The Band on the Wall auditorium isn’t at capacity but it is 3pm on a Saturday afternoon (3pm!) at a gig laid on due to high demand- testament to “so hot right now”-ness of Blake.  This is more like a recital than a gig but the delicacy and sophistication of the music makes this feel appropriate – not that the music is overally intellectual or difficult, but it does deserve your full attention.  For the half hour before Blake takes the stage Rich Reason (who not only has a Hitler haircut, but get this, has what looks like a Hitler moustache!) has been exposing the speakers to a lot of sub-bass, leaving a vacuum of pregnant silence.  The hum of the amplifiers is the only sound as Blake sings the opening lines of Lindisfarne 1, his voice fragile and mournful and unaccompanied by any instrumentation. It’s brave and beautiful.  He multi-tracks his vocals live, making his voice go up a few octaves for the second verse so it sounds like a he’s dueting with a female android version of himself.

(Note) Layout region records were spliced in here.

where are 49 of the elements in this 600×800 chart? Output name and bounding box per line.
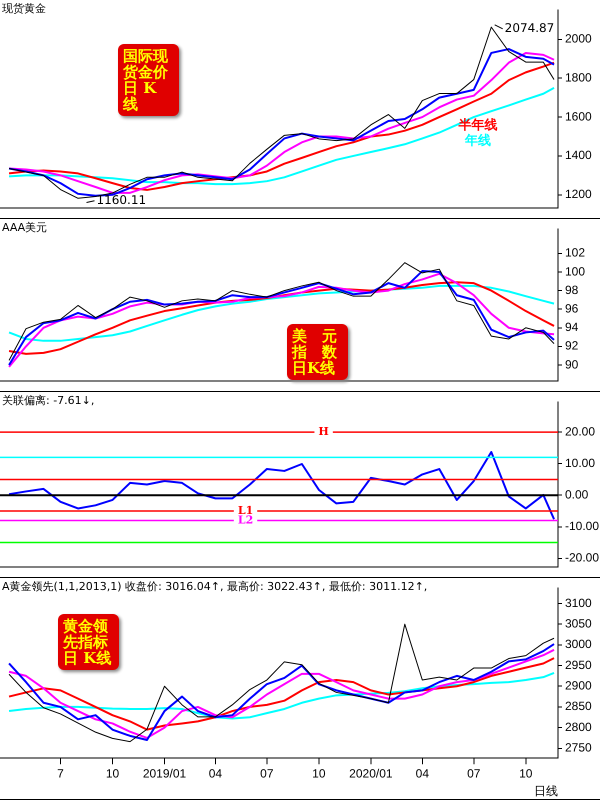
y-tick-label: 2000 [565,32,592,46]
y-tick-label: 0.00 [565,488,589,502]
y-tick-label: 100 [565,264,586,278]
y-tick-label: 3000 [565,637,592,652]
y-tick-label: 3050 [565,616,592,630]
y-tick-label: 2800 [565,720,592,734]
y-tick-label: 102 [565,246,586,260]
text: 国际现货金价日 K 线 [118,44,179,116]
x-tick-label: 07 [467,766,481,781]
y-tick-label: 92 [565,338,579,353]
x-tick-label: 7 [57,766,64,781]
chart-title: A黄金领先(1,1,2013,1) 收盘价: 3016.04↑, 最高价: 3022.43↑, 最低价: 3011.12↑, [2,579,428,594]
y-tick-label: 2850 [565,699,592,714]
x-tick-label: 07 [260,766,274,781]
x-tick-label: 10 [312,766,326,781]
y-tick-label: 10.00 [565,456,596,470]
x-tick-label: 04 [416,766,430,781]
y-tick-label: 98 [565,282,579,297]
ref-line-label: H [318,425,329,438]
y-tick-label: -10.00 [565,519,600,534]
x-axis-title: 日线 [534,784,558,798]
y-tick-label: 1200 [565,187,592,202]
chart-title: 关联偏离: -7.61↓, [2,393,94,408]
series-label: 半年线 [457,118,498,133]
y-tick-label: 1600 [565,109,592,124]
y-tick-label: 3100 [565,596,592,610]
y-tick-label: 1800 [565,70,592,85]
x-tick-label: 2020/01 [349,766,393,781]
chart-title: AAA美元 [2,220,48,235]
y-tick-label: 2950 [565,658,592,672]
x-tick-label: 2019/01 [142,766,187,781]
y-tick-label: 94 [565,320,579,334]
text: 美 元指 数日K线 [287,324,348,380]
y-tick-label: 20.00 [565,424,596,438]
ref-line-label: L2 [238,513,254,526]
x-tick-label: 10 [519,766,533,781]
y-tick-label: 2900 [565,678,592,693]
y-tick-label: -20.00 [565,550,600,565]
x-tick-label: 10 [106,766,120,781]
y-tick-label: 2750 [565,740,592,755]
x-tick-label: 04 [208,766,222,781]
annotation: 1160.11 [96,192,146,207]
y-tick-label: 96 [565,302,579,316]
chart-title: 现货黄金 [2,1,46,16]
y-tick-label: 1400 [565,148,592,162]
text: 黄金领先指标日 K线 [58,614,119,670]
annotation: 2074.87 [504,20,554,35]
series-label: 年线 [464,133,491,148]
y-tick-label: 90 [565,357,579,372]
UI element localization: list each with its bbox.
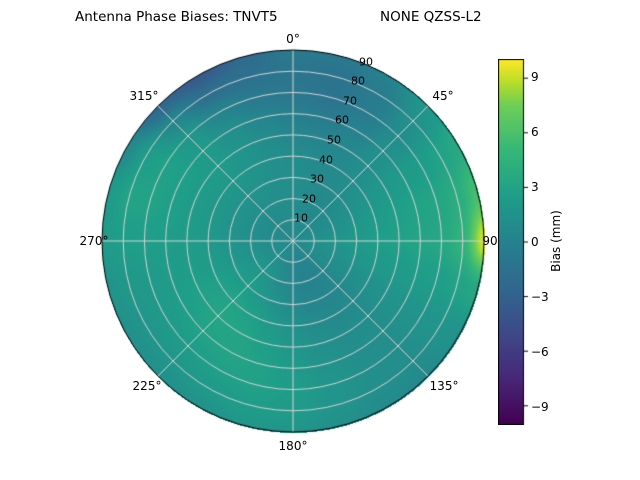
- colorbar-tick-9: 9: [531, 70, 539, 84]
- azimuth-label-90: 90: [482, 234, 498, 248]
- colorbar-tick-m6: −6: [531, 345, 549, 359]
- azimuth-label-270: 270°: [79, 234, 109, 248]
- radial-label-60: 60: [335, 113, 349, 127]
- colorbar-tick-m9: −9: [531, 400, 549, 414]
- radial-label-70: 70: [343, 94, 357, 108]
- colorbar-tick-6: 6: [531, 125, 539, 139]
- colorbar-axis-label: Bias (mm): [549, 210, 563, 272]
- radial-label-20: 20: [302, 192, 316, 206]
- radial-label-40: 40: [319, 153, 333, 167]
- radial-label-50: 50: [327, 133, 341, 147]
- chart-title: Antenna Phase Biases: TNVT5: [75, 9, 278, 25]
- colorbar-canvas: [498, 59, 529, 425]
- azimuth-label-315: 315°: [129, 89, 159, 103]
- radial-label-10: 10: [294, 211, 308, 225]
- azimuth-label-135: 135°: [429, 379, 459, 393]
- azimuth-label-45: 45°: [432, 89, 454, 103]
- radial-label-90: 90: [359, 55, 373, 69]
- azimuth-label-225: 225°: [132, 379, 162, 393]
- azimuth-label-0: 0°: [286, 32, 300, 46]
- colorbar-tick-m3: −3: [531, 290, 549, 304]
- chart-subtitle: NONE QZSS-L2: [380, 9, 482, 25]
- colorbar-tick-3: 3: [531, 180, 539, 194]
- radial-label-80: 80: [351, 74, 365, 88]
- radial-label-30: 30: [310, 172, 324, 186]
- azimuth-label-180: 180°: [278, 439, 308, 453]
- colorbar-tick-0: 0: [531, 235, 539, 249]
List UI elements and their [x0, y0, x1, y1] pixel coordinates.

This is Blake’s second outing at Band on the Wall in a matter of months for clued-up promoters Now Wave, a bunch that have been providing Manchester’s music scene with much vibrancy and colour, whose refreshing non-genre specific policy on booking new music hasn’t debarred some of the more interesting cross-over acts from the electronic underground.  But it was purveyors of all things drum ‘n’ bass and dubstep, Hit and Run, who were onto Blake early on and had him DJing in the city shortly after his initial, more purist dubstep releases on Ramadanman’s (sorry, Pearson Sound’s) label Hessle Audio.  This transition from sub-genre DJ/producer playing at dubstep nights to music press indie-darling almost overnight, coinciding with his cover of Feist’s ‘Limit To Your Love’, seems startling.

Listening to Blake’s early releases you can hear something more than the sparse high-hat shuffle and wobbage of stock dubstep.  Like in Burial’s music, there’s a melancholy, and interplay between sound and silence like in the music of Geiom or Oktober.   Yet Blake’s hyperbolic evolution into an entirely more interesting and complex musical animal is still surprising.  But maybe it shouldn’t be.  It just takes an immense, classically trained talent like Blake to step into the cavernous void of the genre’s sub-bass and clicks and fill the space effortlessly with folly, melancholic, R ’n’ B tinged songs.  Blake understands completely the power of silence and sound, allowing notes to hang before punctuating them with big bass and slow two-steppy breaks.  The sound system in Band on the Wall perfectly complements this- when standing in the middle of the floor, where the sound from the speakers converge, you can almost feel your chest rattle as your nose hairs vibrate from the bass.

Many of the songs employ the same refrain repeated, but this adds to the effectiveness.  Blake  sings “I never told her where the fear comes from…” over and over, multi-tracking the vocals, marrying a set of production practices used in dubstep with a folk aesthetic, making it sound like Tim Buckley meets Burial.  It shouldn’t work but it does.  In fact it sounds fully formed and completely natural. The system is really tested with penultimate song which ends with a big crescendo of crackling white noise, before another folky electro acoustic number with field recordings and effects concludes an all too short set.  I’m not used to going to gigs at three in the afternoon, and as I exit onto the city centre streets, sober as a judge, it feels like coming out of a matinee at the cinema, and for a few minutes, the world all seems a bit unreal.